La octava colaboración de Martin Scorsese con su actor fetiche Robert De Niro, dio como resultado la última película de ambos merecedora de ser calificada como realmente grande. Transcurridas más de dos décadas, con ambos ya bien metidos en la tercera edad (y con De Niro pasando abiertamente del cine, que apenas le interesa a estas alturas más allá del festival de Tribeca que él capitanea), es muy dudoso que vuelvan a dar en el blanco como hicieron entonces.

Fue el escritor y guionista Nicholas Pileggi quien sugirió a Scorsese mantener la senda abierta gracias a Uno de los nuestros, que en 1990 había resucitado la carrera del cineasta tras una década, la de los ochenta, absolutamente nefasta para él. A Scorsese le gustó la idea y, como en el caso de Goodfellas, Pileggi le presentó una historia de mafiosos basada en hechos y personajes reales. Frank Rosenthal era un experimentado especialista en apuestas deportivas cuyo talento enseguida le llevó a hacer tratos con la mafia. Les hizo ganar un dineral y ellos, a cambio, le colocaron al frente de una de las mayores operaciones de desfalco jamás vistas en los Estados Unidos como director (en la sombra) de algunos de los mejores casinos de Las Vegas, que la mafia poseía igualmente de tapadillo. Aunque el guión cambie muchas cosas, buena parte de lo que cuenta en él sucedió realmente, incluyendo el atentado sufrido por Rosenthal con el que da comienzo la película. Hasta la marca y modelo del coche son idénticos a los que él llevaba en ese momento.

Poco más cabría decir de una película que básicamente es cojonuda. Por algo es igual que la filmada cinco años atrás, si bien posee la suficiente personalidad propia como para que resulte injusto, y hasta absurdo, juzgarla como una copia.
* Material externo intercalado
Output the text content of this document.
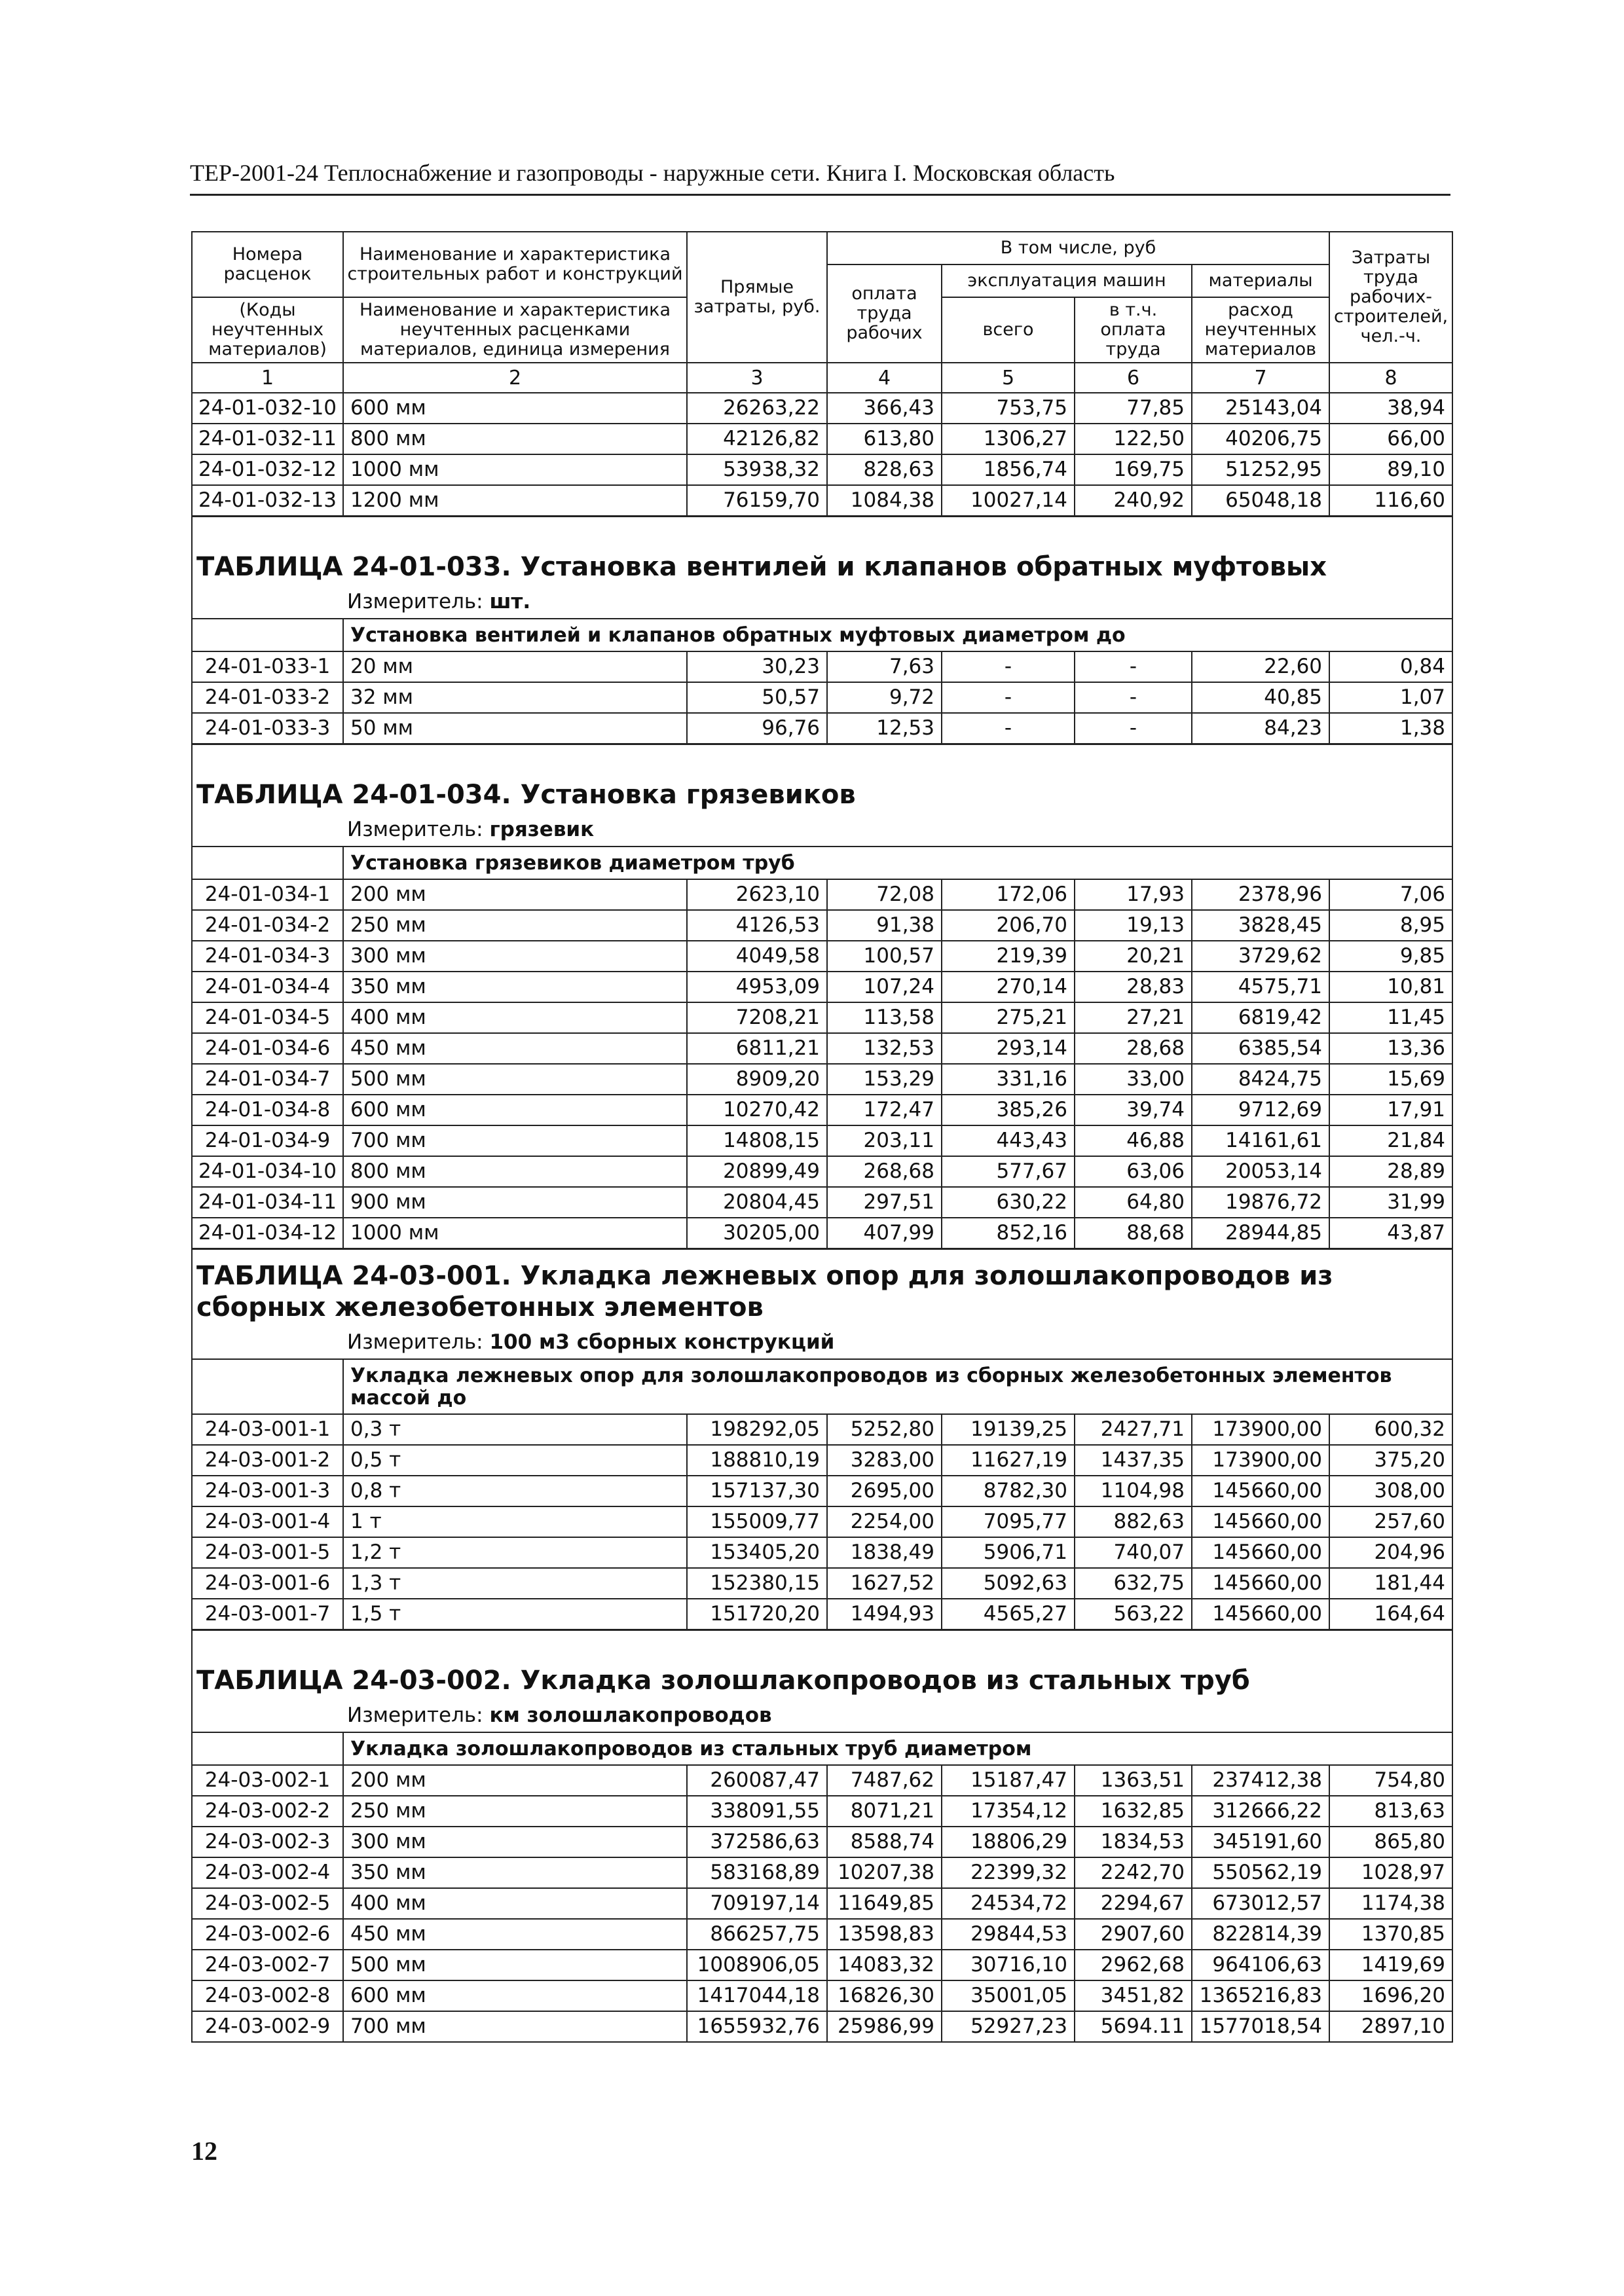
ТЕР-2001-24 Теплоснабжение и газопроводы - наружные сети. Книга I. Московская область
Номера расценок	Наименование и характеристика строительных работ и конструкций	Прямые затраты, руб.	В том числе, руб				Затраты труда рабочих-строителей, чел.-ч.
			оплата труда рабочих	эксплуатация машин		материалы	
(Коды неучтенных материалов)	Наименование и характеристика неучтенных расценками материалов, единица измерения			всего	в т.ч. оплата труда	расход неучтенных материалов	

1	2	3	4	5	6	7	8
24-01-032-10	600 мм	26263,22	366,43	753,75	77,85	25143,04	38,94
24-01-032-11	800 мм	42126,82	613,80	1306,27	122,50	40206,75	66,00
24-01-032-12	1000 мм	53938,32	828,63	1856,74	169,75	51252,95	89,10
24-01-032-13	1200 мм	76159,70	1084,38	10027,14	240,92	65048,18	116,60
ТАБЛИЦА 24-01-033. Установка вентилей и клапанов обратных муфтовых							
Измеритель: шт.							
	Установка вентилей и клапанов обратных муфтовых диаметром до						
24-01-033-1	20 мм	30,23	7,63	-	-	22,60	0,84
24-01-033-2	32 мм	50,57	9,72	-	-	40,85	1,07
24-01-033-3	50 мм	96,76	12,53	-	-	84,23	1,38
ТАБЛИЦА 24-01-034. Установка грязевиков							
Измеритель: грязевик							
	Установка грязевиков диаметром труб						
24-01-034-1	200 мм	2623,10	72,08	172,06	17,93	2378,96	7,06
24-01-034-2	250 мм	4126,53	91,38	206,70	19,13	3828,45	8,95
24-01-034-3	300 мм	4049,58	100,57	219,39	20,21	3729,62	9,85
24-01-034-4	350 мм	4953,09	107,24	270,14	28,83	4575,71	10,81
24-01-034-5	400 мм	7208,21	113,58	275,21	27,21	6819,42	11,45
24-01-034-6	450 мм	6811,21	132,53	293,14	28,68	6385,54	13,36
24-01-034-7	500 мм	8909,20	153,29	331,16	33,00	8424,75	15,69
24-01-034-8	600 мм	10270,42	172,47	385,26	39,74	9712,69	17,91
24-01-034-9	700 мм	14808,15	203,11	443,43	46,88	14161,61	21,84
24-01-034-10	800 мм	20899,49	268,68	577,67	63,06	20053,14	28,89
24-01-034-11	900 мм	20804,45	297,51	630,22	64,80	19876,72	31,99
24-01-034-12	1000 мм	30205,00	407,99	852,16	88,68	28944,85	43,87
ТАБЛИЦА 24-03-001. Укладка лежневых опор для золошлакопроводов из сборных железобетонных элементов							
Измеритель: 100 м3 сборных конструкций							
	Укладка лежневых опор для золошлакопроводов из сборных железобетонных элементов массой до						
24-03-001-1	0,3 т	198292,05	5252,80	19139,25	2427,71	173900,00	600,32
24-03-001-2	0,5 т	188810,19	3283,00	11627,19	1437,35	173900,00	375,20
24-03-001-3	0,8 т	157137,30	2695,00	8782,30	1104,98	145660,00	308,00
24-03-001-4	1 т	155009,77	2254,00	7095,77	882,63	145660,00	257,60
24-03-001-5	1,2 т	153405,20	1838,49	5906,71	740,07	145660,00	204,96
24-03-001-6	1,3 т	152380,15	1627,52	5092,63	632,75	145660,00	181,44
24-03-001-7	1,5 т	151720,20	1494,93	4565,27	563,22	145660,00	164,64
ТАБЛИЦА 24-03-002. Укладка золошлакопроводов из стальных труб							
Измеритель: км золошлакопроводов							
	Укладка золошлакопроводов из стальных труб диаметром						
24-03-002-1	200 мм	260087,47	7487,62	15187,47	1363,51	237412,38	754,80
24-03-002-2	250 мм	338091,55	8071,21	17354,12	1632,85	312666,22	813,63
24-03-002-3	300 мм	372586,63	8588,74	18806,29	1834,53	345191,60	865,80
24-03-002-4	350 мм	583168,89	10207,38	22399,32	2242,70	550562,19	1028,97
24-03-002-5	400 мм	709197,14	11649,85	24534,72	2294,67	673012,57	1174,38
24-03-002-6	450 мм	866257,75	13598,83	29844,53	2907,60	822814,39	1370,85
24-03-002-7	500 мм	1008906,05	14083,32	30716,10	2962,68	964106,63	1419,69
24-03-002-8	600 мм	1417044,18	16826,30	35001,05	3451,82	1365216,83	1696,20
24-03-002-9	700 мм	1655932,76	25986,99	52927,23	5694.11	1577018,54	2897,10
12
Puntualmente es incluso mejor, empezando por los fabulosos créditos iniciales obra de Saul Bass, en su última colaboración con Scorsese antes de morir. El director neoyorkino aglutinó todos los elementos que convirtieron a Uno de los nuestros en una obra maestra para dar forma a un «largo» cuyas tres horas de duración se pasan como si nada.

La fulgurante sucesión de escenas, magistralmente empalmadas y narradas en off entre un maremágnum de lenguaje soez y música a todo trapo, desencadenada sin solución de continuidad, es como una ametralladora. No da un segundo de respiro, haciendo la película sumamente entretenida pero al tiempo sin llegar a apabullar al espectador, que no tiene problemas para enterarse de todo lo que ocurre frente a él gracias a una línea narrativa clara. Marca de la casa, tanto en materia de diálogos como a nivel visual, donde no se elude recurrir a lo explícito si se considera necesario. Como cuando Sam Rosthein (el alter ego de Rosenthal interpretado por De Niro) destroza a martillazos la mano de un tipo al que ha pillado trampeando en el casino junto a un compinche. Al enemigo ni agua, sin piedad. Y si el espectador tiene que verlo para darse cuenta, pues que lo vea.

Sin embargo, Casino no respondió en taquilla como se esperaba de ella, constituyendo un patinazo. En los Óscar fue directamente ninguneada en favor de cosas como Braveheart. Tan solo recibió una nominación para Sharon Stone, magnifica en su papel de la buscavidas Ginger. No ganó, pero al menos logró quitarse de encima el sanbenito de femme fatale que le había caído tras su participación en Instinto Básico. Al menos durante un tiempo.